Civan bana bakıp sırıttıktan sonra “Özür dileyin,” dediğinde hepsi bir ağızdan özür dilemişti. “Lütfen şuna bir son ver artık bunu istemiyorum,” kalkmalarını istedi daha sonra arabamın haline baktı ve şoförüne seslendi “Bu araba bu halde kullanılmaz izin verin şoförüm yıkatsın ve sonra size teslim etsin, birkaç saat içerisinde evinize teslim etmiş oluruz o sırada sizi gideceğiniz yere ben bırakırım,”

“Hiç gerek yok ben başımın çaresine bakarım bir şekilde,”

“Lütfen ısrar ediyorum, benim de suçum var olaylar bu kadar büyümeden engel olmalıydım onlara,”

“Onların sahibi gibi davranmayın lütfen,”

“Birilerinden korkmasalar neler yapabildiklerini gördünüz, sahipleri değilim ama buralarda düzeni sağlamak için birilerinin olması gerekiyor,”

“O düzeni pek sağlayamamışsınız, siz kimsiniz de düzeni sağlayacaksınız,” kollarımı göğsümde birleştirerek dik dik baktım “Fazla açık sözlüsünüz, buralarda kadınların bu kadar özgüvenli ve açık sözlü olmasına alışık değiller, ben Civan HANOĞLU,” dudağının bir köşesi keyifle kıvrılırken, ben dik dik bakmayı sürdürüyordum “Alışsalar iyi ederler çünkü ben kendi çocuklarıma susmamaları gerektiğini öğreteceğim, ben Eylül KAYAHAN, kurduğunuz düzeni yıkacak o kadın,” gülüşü derinleşirken, bakışları da derinleşmişti “Tanıştığıma memnun oldum, şimdi anahtarınızı verin lütfen buraya yabancısınız temizletip göndereceğim,” daha fazla reddetmek yerine kabul ettim, arabadan eşyalarımı aldıktan sonra anahtarı şoföre verdim ve Civan’ın arabasına bindim, yumurta hâlâ kırılmamıştı elimde tuttuğum yumurtaya sorgulayarak baktı.

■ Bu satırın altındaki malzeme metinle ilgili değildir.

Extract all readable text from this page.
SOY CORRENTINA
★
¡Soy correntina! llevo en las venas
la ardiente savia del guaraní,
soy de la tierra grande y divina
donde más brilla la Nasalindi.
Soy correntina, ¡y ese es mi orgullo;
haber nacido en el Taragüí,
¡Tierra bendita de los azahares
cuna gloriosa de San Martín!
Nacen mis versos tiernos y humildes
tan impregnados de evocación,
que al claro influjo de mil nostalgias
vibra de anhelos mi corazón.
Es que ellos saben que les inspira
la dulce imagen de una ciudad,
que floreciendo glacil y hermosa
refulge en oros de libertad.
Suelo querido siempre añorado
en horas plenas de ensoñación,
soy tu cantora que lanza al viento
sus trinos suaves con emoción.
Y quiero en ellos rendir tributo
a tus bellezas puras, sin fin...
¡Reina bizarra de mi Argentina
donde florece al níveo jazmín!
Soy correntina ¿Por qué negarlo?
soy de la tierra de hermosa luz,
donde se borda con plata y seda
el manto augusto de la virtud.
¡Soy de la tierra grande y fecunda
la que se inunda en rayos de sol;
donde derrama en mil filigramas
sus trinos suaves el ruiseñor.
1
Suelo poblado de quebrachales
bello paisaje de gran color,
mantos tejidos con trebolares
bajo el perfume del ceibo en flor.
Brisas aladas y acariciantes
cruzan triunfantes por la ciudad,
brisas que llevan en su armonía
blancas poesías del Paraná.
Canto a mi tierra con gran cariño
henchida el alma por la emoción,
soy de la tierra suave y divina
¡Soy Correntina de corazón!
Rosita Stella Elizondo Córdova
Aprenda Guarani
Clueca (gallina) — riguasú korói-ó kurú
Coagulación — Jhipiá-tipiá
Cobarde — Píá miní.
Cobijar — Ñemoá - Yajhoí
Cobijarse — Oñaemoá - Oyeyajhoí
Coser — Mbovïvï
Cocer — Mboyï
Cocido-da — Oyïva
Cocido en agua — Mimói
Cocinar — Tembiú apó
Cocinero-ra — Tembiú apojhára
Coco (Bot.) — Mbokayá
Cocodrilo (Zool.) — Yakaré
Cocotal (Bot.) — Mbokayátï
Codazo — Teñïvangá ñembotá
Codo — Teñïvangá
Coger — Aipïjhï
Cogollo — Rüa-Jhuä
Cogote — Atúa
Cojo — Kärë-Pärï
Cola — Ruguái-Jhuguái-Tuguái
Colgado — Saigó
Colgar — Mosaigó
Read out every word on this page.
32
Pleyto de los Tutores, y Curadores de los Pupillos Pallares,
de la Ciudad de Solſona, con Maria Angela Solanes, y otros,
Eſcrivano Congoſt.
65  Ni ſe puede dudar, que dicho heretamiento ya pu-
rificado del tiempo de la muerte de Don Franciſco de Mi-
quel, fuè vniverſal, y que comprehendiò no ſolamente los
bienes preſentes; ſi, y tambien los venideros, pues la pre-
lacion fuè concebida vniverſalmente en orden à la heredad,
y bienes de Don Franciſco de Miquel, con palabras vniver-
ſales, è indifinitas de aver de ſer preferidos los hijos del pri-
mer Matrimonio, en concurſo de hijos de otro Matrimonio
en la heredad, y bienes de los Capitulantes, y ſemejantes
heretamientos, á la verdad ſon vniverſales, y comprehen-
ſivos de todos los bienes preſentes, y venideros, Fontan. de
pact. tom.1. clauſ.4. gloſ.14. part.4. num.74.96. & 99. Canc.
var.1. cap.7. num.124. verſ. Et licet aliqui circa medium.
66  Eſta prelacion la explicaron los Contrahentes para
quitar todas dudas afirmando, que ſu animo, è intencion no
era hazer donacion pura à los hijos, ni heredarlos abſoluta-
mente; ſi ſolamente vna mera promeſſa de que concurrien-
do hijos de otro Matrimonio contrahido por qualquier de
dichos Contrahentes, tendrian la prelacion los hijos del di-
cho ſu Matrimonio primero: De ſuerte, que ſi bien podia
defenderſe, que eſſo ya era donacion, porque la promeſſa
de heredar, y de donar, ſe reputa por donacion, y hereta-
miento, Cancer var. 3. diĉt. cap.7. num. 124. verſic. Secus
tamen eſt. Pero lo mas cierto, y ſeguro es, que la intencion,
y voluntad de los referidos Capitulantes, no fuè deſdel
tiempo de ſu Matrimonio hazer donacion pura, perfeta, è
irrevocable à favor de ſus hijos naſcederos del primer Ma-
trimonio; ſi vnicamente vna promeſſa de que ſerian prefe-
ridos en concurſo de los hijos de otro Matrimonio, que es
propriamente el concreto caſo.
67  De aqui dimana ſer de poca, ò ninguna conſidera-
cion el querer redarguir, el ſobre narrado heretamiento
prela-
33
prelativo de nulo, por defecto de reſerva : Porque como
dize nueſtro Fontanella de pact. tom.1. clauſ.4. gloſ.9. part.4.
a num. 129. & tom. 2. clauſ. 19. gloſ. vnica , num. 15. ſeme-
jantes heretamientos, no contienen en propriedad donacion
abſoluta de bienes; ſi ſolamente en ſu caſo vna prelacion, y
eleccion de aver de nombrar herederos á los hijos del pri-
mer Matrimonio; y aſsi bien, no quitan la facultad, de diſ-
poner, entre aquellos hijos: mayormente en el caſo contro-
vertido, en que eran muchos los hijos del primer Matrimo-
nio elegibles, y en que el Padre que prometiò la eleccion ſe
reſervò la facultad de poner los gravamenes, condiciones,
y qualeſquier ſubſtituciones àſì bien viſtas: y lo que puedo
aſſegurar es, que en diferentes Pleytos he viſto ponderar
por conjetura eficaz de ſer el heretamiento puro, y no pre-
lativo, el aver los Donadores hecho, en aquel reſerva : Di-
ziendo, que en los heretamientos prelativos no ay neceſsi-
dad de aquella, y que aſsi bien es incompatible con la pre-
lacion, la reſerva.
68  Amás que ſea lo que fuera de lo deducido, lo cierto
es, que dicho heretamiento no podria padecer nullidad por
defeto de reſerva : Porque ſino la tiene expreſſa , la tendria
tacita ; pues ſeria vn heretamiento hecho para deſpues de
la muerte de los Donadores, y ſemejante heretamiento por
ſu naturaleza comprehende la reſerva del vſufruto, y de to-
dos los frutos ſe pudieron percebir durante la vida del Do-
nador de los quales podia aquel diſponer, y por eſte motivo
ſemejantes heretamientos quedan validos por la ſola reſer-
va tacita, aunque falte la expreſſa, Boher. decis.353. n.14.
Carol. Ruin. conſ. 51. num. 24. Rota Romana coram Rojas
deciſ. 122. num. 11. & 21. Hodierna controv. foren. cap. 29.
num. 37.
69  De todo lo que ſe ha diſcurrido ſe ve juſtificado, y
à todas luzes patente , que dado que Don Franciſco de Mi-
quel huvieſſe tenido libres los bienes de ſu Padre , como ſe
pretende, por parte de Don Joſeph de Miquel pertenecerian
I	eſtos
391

“Size atılan yumurtalardan birini hatıra olarak saklamaya mı karar verdiniz,” sesinden eğlendiği belli oluyordu, güldüm. “Hayır bu benim bir öğrencimden aldığım ilk hediyem, kırılmamasına sevindim,” gözlerini kırparak gülümsedi ve başını salladı “Nereye bırakayım sizi?” adresi söyledim, gözlerini kısarak birkaç saniye beni inceledi. “Lojmanda mı kalıyorsunuz, evli misiniz eşiniz asker mi?” diye sordu.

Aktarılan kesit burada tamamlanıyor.